Low-Precision Mixed-Computation Models for Inference on Edge (2312.02210v1)

Abstract: This paper presents a mixed-computation neural network processing approach for edge applications that incorporates low-precision (low-width) Posit and low-precision fixed point (FixP) number systems. This mixed-computation approach employs 4-bit Posit (Posit4), which has higher precision around zero, for representing weights with high sensitivity, while it uses 4-bit FixP (FixP4) for representing other weights. A heuristic for analyzing the importance and the quantization error of the weights is presented to assign the proper number system to different weights. Additionally, a gradient approximation for Posit representation is introduced to improve the quality of weight updates in the backpropagation process. Due to the high energy consumption of the fully Posit-based computations, neural network operations are carried out in FixP or Posit/FixP. An efficient hardware implementation of a MAC operation with a first Posit operand and FixP for a second operand and accumulator is presented. The efficacy of the proposed low-precision mixed-computation approach is extensively assessed on vision and LLMs. The results show that, on average, the accuracy of the mixed-computation is about 1.5% higher than that of FixP with a cost of 0.19% energy overhead.

• The paper presents a mixed-computation framework that fuses 4-bit Posit and fixed-point representations to balance precision and hardware efficiency.
• It employs a sensitivity analysis algorithm and custom gradient approximation to guide layer-wise quantization, minimizing accuracy loss.
• The approach achieves approximately a 1.5% accuracy boost with only a 0.19% energy overhead, proving effective for edge device deployment.

In the world of machine learning, especially on edge devices, computational efficiency is crucial. Traditional methods for accelerating deep neural network (DNN) inference on such devices often involve quantization—the process of mapping continuous or high bit-width numbers down to low bit-width representations. A paper innovates in this domain by introducing a mixed-computation framework that utilizes the strengths of two distinct numerical systems: low-precision Posit numbers and fixed-point numbers.

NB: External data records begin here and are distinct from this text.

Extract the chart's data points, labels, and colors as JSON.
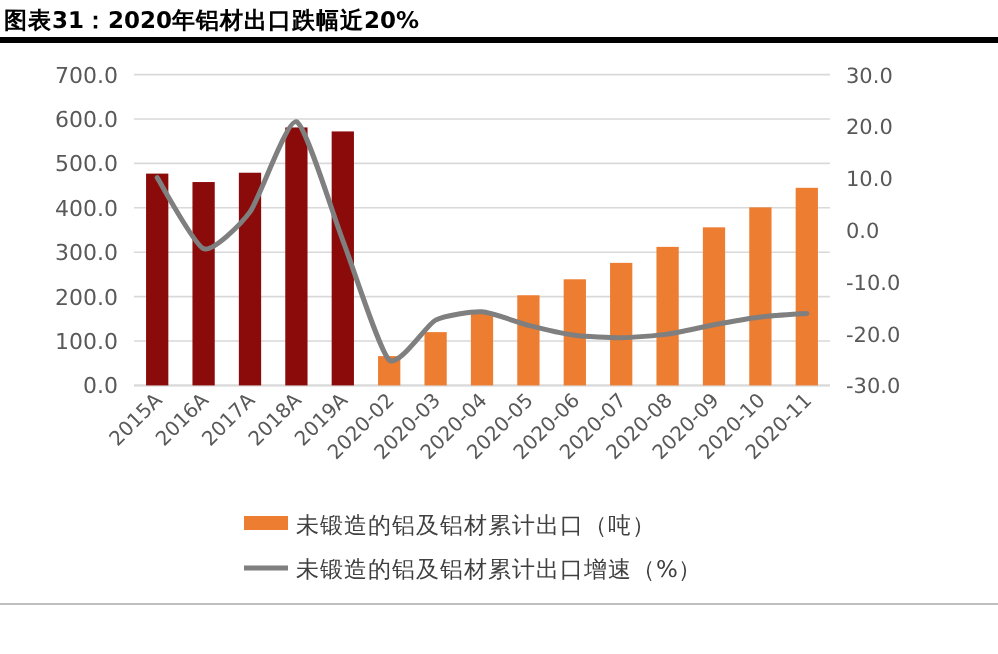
{
  "chart_data": {
    "type": "bar",
    "title": "图表31：2020年铝材出口跌幅近20%",
    "categories": [
      "2015A",
      "2016A",
      "2017A",
      "2018A",
      "2019A",
      "2020-02",
      "2020-03",
      "2020-04",
      "2020-05",
      "2020-06",
      "2020-07",
      "2020-08",
      "2020-09",
      "2020-10",
      "2020-11"
    ],
    "series": [
      {
        "name": "未锻造的铝及铝材累计出口（吨）",
        "color": "#ed7d31",
        "colors": [
          "#8b0a0a",
          "#8b0a0a",
          "#8b0a0a",
          "#8b0a0a",
          "#8b0a0a",
          "#ed7d31",
          "#ed7d31",
          "#ed7d31",
          "#ed7d31",
          "#ed7d31",
          "#ed7d31",
          "#ed7d31",
          "#ed7d31",
          "#ed7d31",
          "#ed7d31"
        ],
        "values": [
          477,
          458,
          479,
          581,
          572,
          66,
          120,
          162,
          203,
          239,
          276,
          312,
          356,
          401,
          445
        ]
      },
      {
        "name": "未锻造的铝及铝材累计出口增速（%）",
        "type": "line",
        "axis": "y2",
        "color": "#7f7f7f",
        "values": [
          10.1,
          -3.6,
          3.5,
          20.9,
          -2,
          -25.1,
          -17.4,
          -15.8,
          -18.4,
          -20.3,
          -20.8,
          -20.1,
          -18.3,
          -16.8,
          -16.1
        ]
      }
    ],
    "ylim": [
      0,
      700
    ],
    "yticks": [
      {
        "value": 0,
        "label": "0.0"
      },
      {
        "value": 100,
        "label": "100.0"
      },
      {
        "value": 200,
        "label": "200.0"
      },
      {
        "value": 300,
        "label": "300.0"
      },
      {
        "value": 400,
        "label": "400.0"
      },
      {
        "value": 500,
        "label": "500.0"
      },
      {
        "value": 600,
        "label": "600.0"
      },
      {
        "value": 700,
        "label": "700.0"
      }
    ],
    "y2lim": [
      -30,
      30
    ],
    "y2ticks": [
      {
        "value": -30,
        "label": "-30.0"
      },
      {
        "value": -20,
        "label": "-20.0"
      },
      {
        "value": -10,
        "label": "-10.0"
      },
      {
        "value": 0,
        "label": "0.0"
      },
      {
        "value": 10,
        "label": "10.0"
      },
      {
        "value": 20,
        "label": "20.0"
      },
      {
        "value": 30,
        "label": "30.0"
      }
    ],
    "grid": "y",
    "legend": "bottom"
  }
}
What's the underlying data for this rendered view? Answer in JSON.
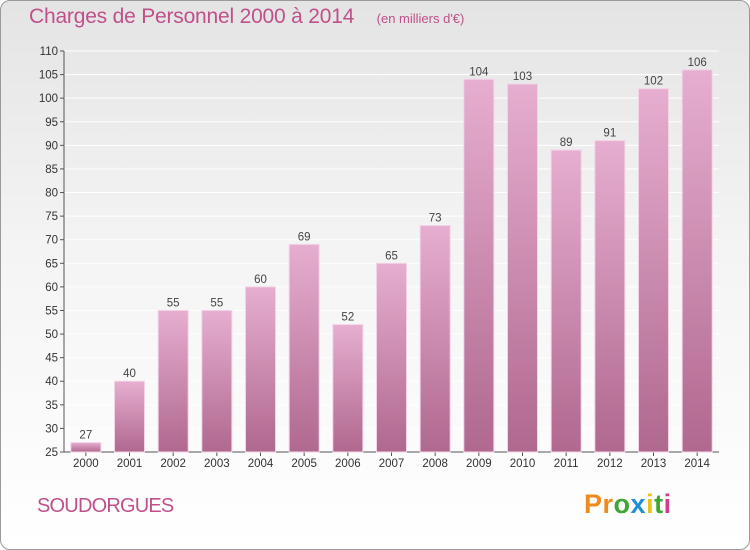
{
  "header": {
    "title": "Charges de Personnel 2000 à 2014",
    "unit": "(en milliers d'€)"
  },
  "footer": {
    "commune": "SOUDORGUES",
    "logo": [
      "P",
      "r",
      "o",
      "x",
      "i",
      "t",
      "i"
    ],
    "logo_colors": [
      "#f08a1c",
      "#f08a1c",
      "#3fa535",
      "#1f8fd6",
      "#e8c31a",
      "#3fa535",
      "#d23c8c"
    ]
  },
  "colors": {
    "bar_top": "#e6aed0",
    "bar_bottom": "#b0688f",
    "grid": "#ffffff",
    "axis": "#555555"
  },
  "chart_data": {
    "type": "bar",
    "title": "Charges de Personnel 2000 à 2014",
    "xlabel": "",
    "ylabel": "",
    "categories": [
      "2000",
      "2001",
      "2002",
      "2003",
      "2004",
      "2005",
      "2006",
      "2007",
      "2008",
      "2009",
      "2010",
      "2011",
      "2012",
      "2013",
      "2014"
    ],
    "values": [
      27,
      40,
      55,
      55,
      60,
      69,
      52,
      65,
      73,
      104,
      103,
      89,
      91,
      102,
      106
    ],
    "ylim": [
      25,
      110
    ],
    "ytick_step": 5,
    "grid": true
  }
}
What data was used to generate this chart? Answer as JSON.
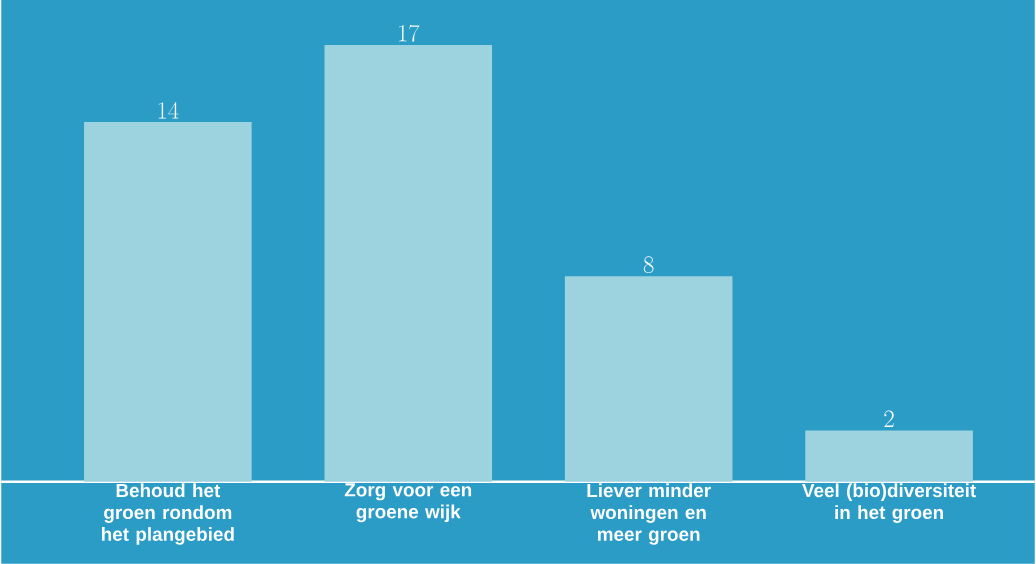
{
  "chart_data": {
    "type": "bar",
    "categories": [
      "Behoud het groen rondom het plangebied",
      "Zorg voor een groene wijk",
      "Liever minder woningen en meer groen",
      "Veel (bio)diversiteit in het groen"
    ],
    "values": [
      14,
      17,
      8,
      2
    ],
    "color": "#9dd2df",
    "data_labels": true
  }
}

The mixed-computation approach presented in the paper hinges on the strategic allocation of 4-bit Posit (Posit4) and 4-bit fixed point (FixP4) representations within a neural network. The method focuses on assigning Posit4 to the weights of layers that are sensitive to quantization errors, wherein higher precision can significantly impact model accuracy. In contrast, FixP4 is used for weights in layers that are less affected by quantization errors—benefiting from the hardware efficiency of the fixed-point system.

Posit numbers carry a notable advantage over traditional fixed-point and floating-point formats due to their dynamic range and precision. Moreover, the Posits exhibit gradual underflow and overflow behaviors, which prevent abrupt shifts to infinity or zero, thus preserving more information compared to other number systems.

To decide which neural network layers are quantized using which number system, the researchers developed a sensitivity analysis algorithm. This algorithm assesses the quantization error and the impact of weights on the network's overall output, thus guiding the allocation of number representations across the network's architecture.

The paper introduces a custom gradient approximation method for backpropagation, which is particularly suited for Posit quantizer due to its non-uniform nature. This innovation allows weight updates to be more accurate during training. Moreover, hardware implementation of the Posit/FixP computations was also considered, resulting in an efficient design for multiply-accumulate (MAC) operations that is indispensable for DNN tasks.

Evaluation of this mixed-computation method across various vision and LLMs demonstrated a consistent performance improvement over models using fixed-point quantization exclusively. The accuracy gains averaged at about 1.5%, with an energy overhead of just 0.19%. When applied to ubiquitous machine learning models like ResNet, VGG, MobileNet, BERT, and GPT, the method showcased particularly compelling performance advantages.

The paper vividly illustrates that this mixed-computation approach bears little added energy cost considering the MAC unit's consumption in the context of the overall system. The employment of Posit numbers, with their enhanced precision and broad dynamic range, alongside the widely used FixP numbers, indicates a promising path forward for optimizing machine learning models on edge devices. This is especially relevant as demands for on-device AI increase, while privacy concerns and real-time processing needs drive more intelligent computation to the edge.

In summary, the research presents an innovative method that adeptly balances computational efficiency with model accuracy. As machine learning applications continue to pervade everyday devices and necessitate local, real-time processing, such advancements in low-precision computation models could be pivotal in enabling smarter edge-based AI without straining device resources.